Published online May 14, 2020. doi: 10.3748/wjg.v26.i18.2203
Peer-review started: December 31, 2019
First decision: January 19, 2020
Revised: March 27, 2020
Accepted: April 17, 2020
Article in press: April 17, 2020
Published online: May 14, 2020
Non-alcoholic fatty liver disease has become a global burden, but there is still a lack of convinced drug therapy strategies for non-alcoholic steatohepatitis (NASH). As one of essential water-soluble vitamins for the human body, folic acid may become one of the drug targets for treatment of NASH, but the specific mechanism is not fully understood.
As one of essential vitamins absorbed by the intestine mainly, food-sourced folic acid improved high-fat diet (HFD)-induced steatohepatitis in previous studies, but further mechanism of folic acid on host hepatic lipid metabolism and the effect of folic acid on lipid one-carbon metabolism and gut microbiota remains rarely understood.
We aimed to evaluated the effect of folic acid on HFD-fed rat models and further clarify the mechanism of folic acid on hepatic lipid metabolism and gut microbiota.
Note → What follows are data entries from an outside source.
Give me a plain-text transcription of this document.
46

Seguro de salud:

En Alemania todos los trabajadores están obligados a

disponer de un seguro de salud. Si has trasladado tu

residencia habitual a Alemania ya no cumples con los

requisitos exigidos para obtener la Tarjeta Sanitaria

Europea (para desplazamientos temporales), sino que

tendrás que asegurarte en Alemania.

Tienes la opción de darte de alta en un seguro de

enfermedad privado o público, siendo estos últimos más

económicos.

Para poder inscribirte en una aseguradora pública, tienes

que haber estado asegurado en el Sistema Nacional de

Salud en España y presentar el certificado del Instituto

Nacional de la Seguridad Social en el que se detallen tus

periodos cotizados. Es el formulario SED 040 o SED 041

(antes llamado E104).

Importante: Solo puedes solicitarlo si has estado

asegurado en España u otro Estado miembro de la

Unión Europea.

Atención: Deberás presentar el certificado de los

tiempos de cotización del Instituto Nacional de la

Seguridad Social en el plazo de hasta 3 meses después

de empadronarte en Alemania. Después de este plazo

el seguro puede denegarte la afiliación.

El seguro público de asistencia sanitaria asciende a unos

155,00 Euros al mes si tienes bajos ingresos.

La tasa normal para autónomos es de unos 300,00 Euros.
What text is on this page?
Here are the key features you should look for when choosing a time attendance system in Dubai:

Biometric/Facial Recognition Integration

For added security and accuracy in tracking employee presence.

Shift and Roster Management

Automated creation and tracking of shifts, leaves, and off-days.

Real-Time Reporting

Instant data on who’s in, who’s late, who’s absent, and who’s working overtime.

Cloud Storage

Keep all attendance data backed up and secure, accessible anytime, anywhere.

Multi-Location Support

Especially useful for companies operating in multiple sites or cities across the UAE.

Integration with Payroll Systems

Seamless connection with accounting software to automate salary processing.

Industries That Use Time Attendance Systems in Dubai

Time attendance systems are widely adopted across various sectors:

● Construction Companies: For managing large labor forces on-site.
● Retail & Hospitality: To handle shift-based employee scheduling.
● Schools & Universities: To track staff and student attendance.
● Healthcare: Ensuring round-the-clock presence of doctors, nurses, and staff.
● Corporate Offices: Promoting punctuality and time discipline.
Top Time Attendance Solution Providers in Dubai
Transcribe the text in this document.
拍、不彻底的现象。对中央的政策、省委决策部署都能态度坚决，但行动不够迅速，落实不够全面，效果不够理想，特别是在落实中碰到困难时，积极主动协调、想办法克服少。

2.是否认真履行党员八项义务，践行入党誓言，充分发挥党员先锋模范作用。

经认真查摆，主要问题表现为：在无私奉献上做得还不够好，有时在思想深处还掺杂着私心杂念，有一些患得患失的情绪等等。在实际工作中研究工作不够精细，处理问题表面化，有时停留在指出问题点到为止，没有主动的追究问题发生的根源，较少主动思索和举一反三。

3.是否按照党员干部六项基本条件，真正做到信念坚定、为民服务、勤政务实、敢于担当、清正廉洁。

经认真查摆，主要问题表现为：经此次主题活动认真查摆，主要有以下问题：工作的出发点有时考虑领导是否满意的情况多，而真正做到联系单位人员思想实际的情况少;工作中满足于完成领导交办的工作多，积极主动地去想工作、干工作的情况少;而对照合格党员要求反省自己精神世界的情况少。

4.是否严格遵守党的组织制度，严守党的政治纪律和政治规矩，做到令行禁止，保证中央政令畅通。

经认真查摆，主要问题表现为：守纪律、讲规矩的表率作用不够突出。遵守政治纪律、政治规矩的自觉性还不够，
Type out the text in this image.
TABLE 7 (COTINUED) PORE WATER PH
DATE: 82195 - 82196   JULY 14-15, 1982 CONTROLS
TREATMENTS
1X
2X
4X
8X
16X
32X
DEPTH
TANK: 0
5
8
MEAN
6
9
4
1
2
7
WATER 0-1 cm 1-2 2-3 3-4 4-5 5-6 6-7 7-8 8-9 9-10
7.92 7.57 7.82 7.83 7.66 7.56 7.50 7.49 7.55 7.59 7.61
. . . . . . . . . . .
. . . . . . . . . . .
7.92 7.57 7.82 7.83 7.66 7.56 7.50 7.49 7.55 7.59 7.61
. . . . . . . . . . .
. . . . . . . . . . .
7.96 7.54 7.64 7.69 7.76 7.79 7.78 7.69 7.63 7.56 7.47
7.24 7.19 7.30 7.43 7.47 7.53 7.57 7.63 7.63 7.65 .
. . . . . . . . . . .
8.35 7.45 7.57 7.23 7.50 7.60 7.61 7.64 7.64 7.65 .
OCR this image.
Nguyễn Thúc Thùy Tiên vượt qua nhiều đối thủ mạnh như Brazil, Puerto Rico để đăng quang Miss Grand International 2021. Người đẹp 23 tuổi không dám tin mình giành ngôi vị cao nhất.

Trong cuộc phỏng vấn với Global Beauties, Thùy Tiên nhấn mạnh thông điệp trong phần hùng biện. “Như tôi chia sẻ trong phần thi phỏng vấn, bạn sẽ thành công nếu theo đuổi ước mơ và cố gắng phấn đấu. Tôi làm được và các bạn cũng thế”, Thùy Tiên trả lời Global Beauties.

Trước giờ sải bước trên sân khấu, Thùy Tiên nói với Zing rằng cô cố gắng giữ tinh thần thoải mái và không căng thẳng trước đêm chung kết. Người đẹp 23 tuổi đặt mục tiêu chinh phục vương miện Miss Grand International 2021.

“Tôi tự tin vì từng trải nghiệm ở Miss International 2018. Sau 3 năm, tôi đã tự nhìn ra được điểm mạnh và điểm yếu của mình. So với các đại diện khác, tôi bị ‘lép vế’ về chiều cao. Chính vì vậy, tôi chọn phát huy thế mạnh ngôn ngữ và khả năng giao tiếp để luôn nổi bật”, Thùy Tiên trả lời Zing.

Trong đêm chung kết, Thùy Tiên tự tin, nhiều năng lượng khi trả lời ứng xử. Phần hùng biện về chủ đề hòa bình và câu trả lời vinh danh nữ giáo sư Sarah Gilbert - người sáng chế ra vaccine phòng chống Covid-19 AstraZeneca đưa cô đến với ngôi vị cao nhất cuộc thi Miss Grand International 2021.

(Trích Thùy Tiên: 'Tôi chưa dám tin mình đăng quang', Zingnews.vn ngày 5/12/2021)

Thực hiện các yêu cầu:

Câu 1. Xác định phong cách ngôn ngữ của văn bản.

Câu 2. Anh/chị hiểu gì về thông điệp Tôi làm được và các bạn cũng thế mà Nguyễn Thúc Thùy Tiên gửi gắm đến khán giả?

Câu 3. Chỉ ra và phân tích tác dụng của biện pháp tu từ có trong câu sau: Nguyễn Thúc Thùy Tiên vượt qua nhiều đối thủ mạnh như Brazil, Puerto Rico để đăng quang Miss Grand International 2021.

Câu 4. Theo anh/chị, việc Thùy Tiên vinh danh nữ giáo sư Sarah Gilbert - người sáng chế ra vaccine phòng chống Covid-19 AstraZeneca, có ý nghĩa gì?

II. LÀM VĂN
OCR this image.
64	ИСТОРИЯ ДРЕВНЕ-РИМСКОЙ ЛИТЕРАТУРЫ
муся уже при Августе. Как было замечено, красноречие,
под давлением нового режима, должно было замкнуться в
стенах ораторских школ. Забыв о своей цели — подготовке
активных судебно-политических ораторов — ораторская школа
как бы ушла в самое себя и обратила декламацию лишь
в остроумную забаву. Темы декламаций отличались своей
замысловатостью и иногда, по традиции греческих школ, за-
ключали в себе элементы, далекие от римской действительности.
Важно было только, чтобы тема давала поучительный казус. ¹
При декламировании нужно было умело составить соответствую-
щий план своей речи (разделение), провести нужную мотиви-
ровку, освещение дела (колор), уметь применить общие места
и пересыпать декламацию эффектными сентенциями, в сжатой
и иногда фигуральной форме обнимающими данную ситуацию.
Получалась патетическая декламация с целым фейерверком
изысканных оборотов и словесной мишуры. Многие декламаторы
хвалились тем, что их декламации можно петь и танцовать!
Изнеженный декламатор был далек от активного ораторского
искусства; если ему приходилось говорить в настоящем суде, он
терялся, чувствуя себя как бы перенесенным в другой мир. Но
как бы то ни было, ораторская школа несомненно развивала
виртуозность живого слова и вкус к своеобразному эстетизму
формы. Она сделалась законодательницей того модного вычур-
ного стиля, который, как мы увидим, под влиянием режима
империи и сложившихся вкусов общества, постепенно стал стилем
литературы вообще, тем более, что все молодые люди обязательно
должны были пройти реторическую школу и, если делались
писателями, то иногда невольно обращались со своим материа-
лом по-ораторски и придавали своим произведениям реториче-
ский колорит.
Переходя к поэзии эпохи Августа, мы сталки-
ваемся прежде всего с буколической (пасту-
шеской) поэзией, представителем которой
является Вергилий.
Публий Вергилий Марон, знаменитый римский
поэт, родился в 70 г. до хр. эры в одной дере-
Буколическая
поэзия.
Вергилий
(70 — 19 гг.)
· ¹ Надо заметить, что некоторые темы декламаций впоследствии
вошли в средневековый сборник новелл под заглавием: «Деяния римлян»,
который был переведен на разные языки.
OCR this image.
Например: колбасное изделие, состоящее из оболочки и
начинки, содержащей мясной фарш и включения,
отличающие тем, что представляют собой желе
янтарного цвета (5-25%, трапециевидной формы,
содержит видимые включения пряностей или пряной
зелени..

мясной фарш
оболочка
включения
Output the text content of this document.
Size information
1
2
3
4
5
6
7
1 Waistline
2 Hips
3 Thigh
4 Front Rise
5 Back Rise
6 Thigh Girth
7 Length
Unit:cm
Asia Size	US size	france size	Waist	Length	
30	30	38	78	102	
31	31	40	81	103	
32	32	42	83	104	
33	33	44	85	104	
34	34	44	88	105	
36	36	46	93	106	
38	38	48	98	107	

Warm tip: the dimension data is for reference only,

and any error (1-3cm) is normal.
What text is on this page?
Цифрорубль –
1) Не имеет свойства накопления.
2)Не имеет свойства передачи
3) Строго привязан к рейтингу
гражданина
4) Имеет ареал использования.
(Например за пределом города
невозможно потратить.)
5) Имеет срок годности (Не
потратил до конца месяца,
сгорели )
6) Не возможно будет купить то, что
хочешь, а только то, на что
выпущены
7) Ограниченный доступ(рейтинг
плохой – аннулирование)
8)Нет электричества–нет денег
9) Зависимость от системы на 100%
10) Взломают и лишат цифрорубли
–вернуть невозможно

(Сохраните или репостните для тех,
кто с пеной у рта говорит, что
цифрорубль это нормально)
An HFD-induced rat model of NASH was used in the present study. Treatment of folic acid by oral administration lasted for 8 wk. Hepatic lipid metabolism was evaluated by real-time quantitative polymerase chain reaction (qRT-PCR). Expression levels of silence information regulation factor 1 (SIRT1) and peroxisome proliferator-activated receptor alpha (PPARα) were measured by Western blot analysis in HFD-induced rat models and palmitic acid-induced Huh7 cells. SIRT1 siRNA was transfected in Huh7 cells to examine whether folic acid restored PPARα levels through a SIRT1-dependent mechanism. Genes and proteins related to hepatic one-carbon metabolism were detected by qRT-PCR and Western blot. 16S rDNA sequencing was used to evaluate the effect of folic acid on gut microbiota profile.
Administration of folic acid ameliorated HFD-induced steatohepatitis. Folic acid repaired impaired hepatic lipid β-oxidation and hepatic one-carbon metabolism. SIRT1 and PPARα levels were restored by folic acid treatment. The restoration effect of PPARα by folic acid was blocked after SIRT1 knockdown in vitro. Furthermore, folic acid restored the diversity and altered the overall structure of gut microbiota profile.
Folic acid restores PPARα levels via a SIRT1-dependent mechanism, ameliorates HFD-induced impaired hepatic lipid metabolism and hepatic one-carbon metabolism, and improves the diversity of gut microbiota, thus acting a protective role in HFD-induced NASH in rats.
Folic acid may become one of drug targets for treatment of NASH. Research about folic acid in epigenetic regulation may further clarify the mechanism of folic acid on NASH.